12. I am pleased to note that a fourth consortium, led by Cargo Community Networks (CCN), was recently also selected as an e-freight@Singapore solution provider. CCN pioneered the development of air cargo community systems, which are used by freight forwarders to book space and transact with cargo carriers. CCN has a customer base of over 1,000 freight forwarders and 20 major cargo airlines both in Singapore and overseas. With this extensive network, our local community can look forward to an even wider integration and connectivity for their e-freight needs.

A New Model for Productivity Transformation

13. Finally, let me highlight the potential gains from the e-freight initiative. Quantitatively, it is estimated that the initiative can potentially achieve annual time and cost savings of 1.7 million man-hours and S$18.4 million respectively at the national level. These benefits will be enjoyed by all stakeholders across the supply chain, from shippers, freight forwarders to airlines.

14. For example, shipping company Marvell Technology Group has shared that the cargo clearance permit can now be prepared within the timeframe taken for the forwarder to collect the cargo from Marvell and send to the airport. Marvell's forwarder, Transpeed Logistics Private Limited, in turn gains in terms of a quicker turnaround time per transaction – from two to three days previously to just 10 minutes per transaction.

15. But perhaps the larger intangible benefit is that e-freight@Singapore demonstrates a model for bringing together all stakeholders along a value chain to help transform an industry to achieve a quantum leap in productivity. To reap the full benefits of e-freight, companies must be prepared to work closely with their business partners to jointly eliminate inefficiencies and to achieve productivity transformations across company boundaries. This is a model that can be emulated across industries for sectoral-level productivity transformation.

Extending beyond Singapore

16. Beyond our borders, e-freight@Singapore is also a trend-setter for adoption at an international level.

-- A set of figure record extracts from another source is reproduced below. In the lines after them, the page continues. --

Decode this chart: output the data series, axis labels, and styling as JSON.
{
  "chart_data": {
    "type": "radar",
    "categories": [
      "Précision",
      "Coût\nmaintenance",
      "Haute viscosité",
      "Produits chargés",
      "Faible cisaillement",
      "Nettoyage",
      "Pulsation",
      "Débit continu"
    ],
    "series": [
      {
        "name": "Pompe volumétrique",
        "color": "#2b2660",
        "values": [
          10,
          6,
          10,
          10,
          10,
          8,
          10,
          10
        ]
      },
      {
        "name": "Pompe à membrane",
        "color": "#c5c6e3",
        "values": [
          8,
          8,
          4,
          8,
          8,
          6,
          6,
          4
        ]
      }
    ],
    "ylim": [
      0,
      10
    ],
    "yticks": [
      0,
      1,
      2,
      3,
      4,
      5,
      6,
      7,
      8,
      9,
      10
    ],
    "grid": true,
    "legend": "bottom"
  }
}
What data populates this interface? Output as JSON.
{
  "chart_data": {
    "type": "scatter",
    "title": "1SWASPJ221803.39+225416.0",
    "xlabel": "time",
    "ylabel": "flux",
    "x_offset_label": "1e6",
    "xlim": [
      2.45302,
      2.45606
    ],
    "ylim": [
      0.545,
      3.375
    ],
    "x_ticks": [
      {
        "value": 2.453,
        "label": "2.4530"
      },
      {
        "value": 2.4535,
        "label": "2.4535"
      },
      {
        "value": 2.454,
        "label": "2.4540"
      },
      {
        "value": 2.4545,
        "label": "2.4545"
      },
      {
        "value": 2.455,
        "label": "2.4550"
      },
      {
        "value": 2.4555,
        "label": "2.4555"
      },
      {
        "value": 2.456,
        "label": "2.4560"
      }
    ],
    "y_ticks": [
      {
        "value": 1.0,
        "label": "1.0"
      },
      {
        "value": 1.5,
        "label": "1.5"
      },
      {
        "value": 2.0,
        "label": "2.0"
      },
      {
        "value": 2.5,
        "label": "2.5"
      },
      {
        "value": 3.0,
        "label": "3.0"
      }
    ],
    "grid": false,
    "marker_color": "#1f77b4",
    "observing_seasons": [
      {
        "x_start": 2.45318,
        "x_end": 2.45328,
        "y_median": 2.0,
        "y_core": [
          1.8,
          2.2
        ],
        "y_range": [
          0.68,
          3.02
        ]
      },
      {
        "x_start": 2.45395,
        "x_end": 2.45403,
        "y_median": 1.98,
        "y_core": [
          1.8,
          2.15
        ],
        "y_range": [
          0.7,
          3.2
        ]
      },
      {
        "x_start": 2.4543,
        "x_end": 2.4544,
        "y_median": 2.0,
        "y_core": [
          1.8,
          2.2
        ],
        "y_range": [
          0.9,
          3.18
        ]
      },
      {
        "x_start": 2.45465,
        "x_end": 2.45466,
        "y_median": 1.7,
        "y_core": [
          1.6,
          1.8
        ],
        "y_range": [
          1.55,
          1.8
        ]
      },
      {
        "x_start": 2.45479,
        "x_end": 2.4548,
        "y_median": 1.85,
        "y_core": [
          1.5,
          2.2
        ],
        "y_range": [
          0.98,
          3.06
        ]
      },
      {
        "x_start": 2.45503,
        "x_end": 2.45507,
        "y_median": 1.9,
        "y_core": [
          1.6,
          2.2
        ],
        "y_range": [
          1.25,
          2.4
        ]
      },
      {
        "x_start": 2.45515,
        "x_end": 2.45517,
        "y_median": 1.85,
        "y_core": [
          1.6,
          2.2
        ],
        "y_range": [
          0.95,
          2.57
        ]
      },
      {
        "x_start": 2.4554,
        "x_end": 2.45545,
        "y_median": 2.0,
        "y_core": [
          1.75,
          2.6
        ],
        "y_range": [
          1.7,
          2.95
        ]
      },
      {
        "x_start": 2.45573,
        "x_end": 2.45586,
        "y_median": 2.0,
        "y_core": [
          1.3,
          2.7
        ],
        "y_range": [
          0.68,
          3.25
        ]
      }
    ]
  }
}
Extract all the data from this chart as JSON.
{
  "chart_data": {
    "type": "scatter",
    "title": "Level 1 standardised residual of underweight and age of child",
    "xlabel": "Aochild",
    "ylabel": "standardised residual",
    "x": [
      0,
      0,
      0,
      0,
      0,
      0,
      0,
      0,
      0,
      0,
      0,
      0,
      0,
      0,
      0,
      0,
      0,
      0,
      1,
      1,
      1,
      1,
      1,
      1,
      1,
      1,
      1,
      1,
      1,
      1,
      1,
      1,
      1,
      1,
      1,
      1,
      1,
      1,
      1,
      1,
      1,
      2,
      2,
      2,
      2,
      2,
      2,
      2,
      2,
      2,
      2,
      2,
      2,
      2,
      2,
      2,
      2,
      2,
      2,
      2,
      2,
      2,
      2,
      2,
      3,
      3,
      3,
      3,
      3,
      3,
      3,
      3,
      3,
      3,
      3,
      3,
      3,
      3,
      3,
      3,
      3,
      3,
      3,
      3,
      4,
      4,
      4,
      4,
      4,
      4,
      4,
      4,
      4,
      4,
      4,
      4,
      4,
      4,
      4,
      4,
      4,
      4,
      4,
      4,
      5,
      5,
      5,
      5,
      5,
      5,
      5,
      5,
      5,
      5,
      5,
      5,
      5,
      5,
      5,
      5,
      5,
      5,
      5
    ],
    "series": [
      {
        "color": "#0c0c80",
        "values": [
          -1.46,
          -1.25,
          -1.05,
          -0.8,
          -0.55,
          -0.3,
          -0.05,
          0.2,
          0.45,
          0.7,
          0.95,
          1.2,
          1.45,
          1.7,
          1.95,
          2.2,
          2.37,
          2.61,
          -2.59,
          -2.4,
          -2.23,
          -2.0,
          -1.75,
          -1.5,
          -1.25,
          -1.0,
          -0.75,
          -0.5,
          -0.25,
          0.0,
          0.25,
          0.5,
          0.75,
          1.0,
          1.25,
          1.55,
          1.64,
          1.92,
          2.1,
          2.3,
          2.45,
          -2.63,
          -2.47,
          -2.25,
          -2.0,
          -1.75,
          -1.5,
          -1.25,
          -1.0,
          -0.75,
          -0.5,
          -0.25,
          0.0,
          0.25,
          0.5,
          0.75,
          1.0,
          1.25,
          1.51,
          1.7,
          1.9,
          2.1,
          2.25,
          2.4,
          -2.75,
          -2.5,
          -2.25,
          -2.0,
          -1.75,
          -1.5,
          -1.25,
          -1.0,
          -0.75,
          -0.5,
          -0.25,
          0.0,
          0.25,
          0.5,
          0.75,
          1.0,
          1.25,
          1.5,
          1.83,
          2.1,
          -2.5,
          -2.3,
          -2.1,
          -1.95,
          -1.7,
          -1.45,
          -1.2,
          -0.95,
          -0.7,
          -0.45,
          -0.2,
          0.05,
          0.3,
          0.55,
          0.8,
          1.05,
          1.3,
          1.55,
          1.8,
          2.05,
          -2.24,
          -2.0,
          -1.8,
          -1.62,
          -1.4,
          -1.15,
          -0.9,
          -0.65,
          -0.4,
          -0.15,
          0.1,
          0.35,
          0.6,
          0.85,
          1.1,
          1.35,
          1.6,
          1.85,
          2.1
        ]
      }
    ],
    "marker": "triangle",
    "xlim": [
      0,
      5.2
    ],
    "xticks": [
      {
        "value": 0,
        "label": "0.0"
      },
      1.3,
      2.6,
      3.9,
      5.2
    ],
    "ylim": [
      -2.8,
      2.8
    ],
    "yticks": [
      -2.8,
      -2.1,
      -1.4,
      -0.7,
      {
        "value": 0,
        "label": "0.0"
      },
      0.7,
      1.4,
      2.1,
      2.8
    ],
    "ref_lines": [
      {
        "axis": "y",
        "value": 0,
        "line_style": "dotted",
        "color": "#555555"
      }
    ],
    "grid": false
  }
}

Our efforts are in line with the vision of IATA as well as the Global Air Cargo Advisory Group (GACAG), which is striving for e-freight to reach 80% of all global route networks by 2015. Going forward, the e-freight@Singapore solutions, together with the common and inter-operable data standards, will enable Singapore to collaborate with overseas e-freight ready partners to fulfil the vision of cross-border end-to-end e-freight.


17. With e-freight@Singapore taking off, I believe it will sharpen the competitiveness of the Singapore's air cargo industry, and the wider aviation and cargo sectors. Companies that have come on board will reap the benefits, and I urge shippers and freight forwarders which have not done so, to take immediate advantage of being part of this e-freight community.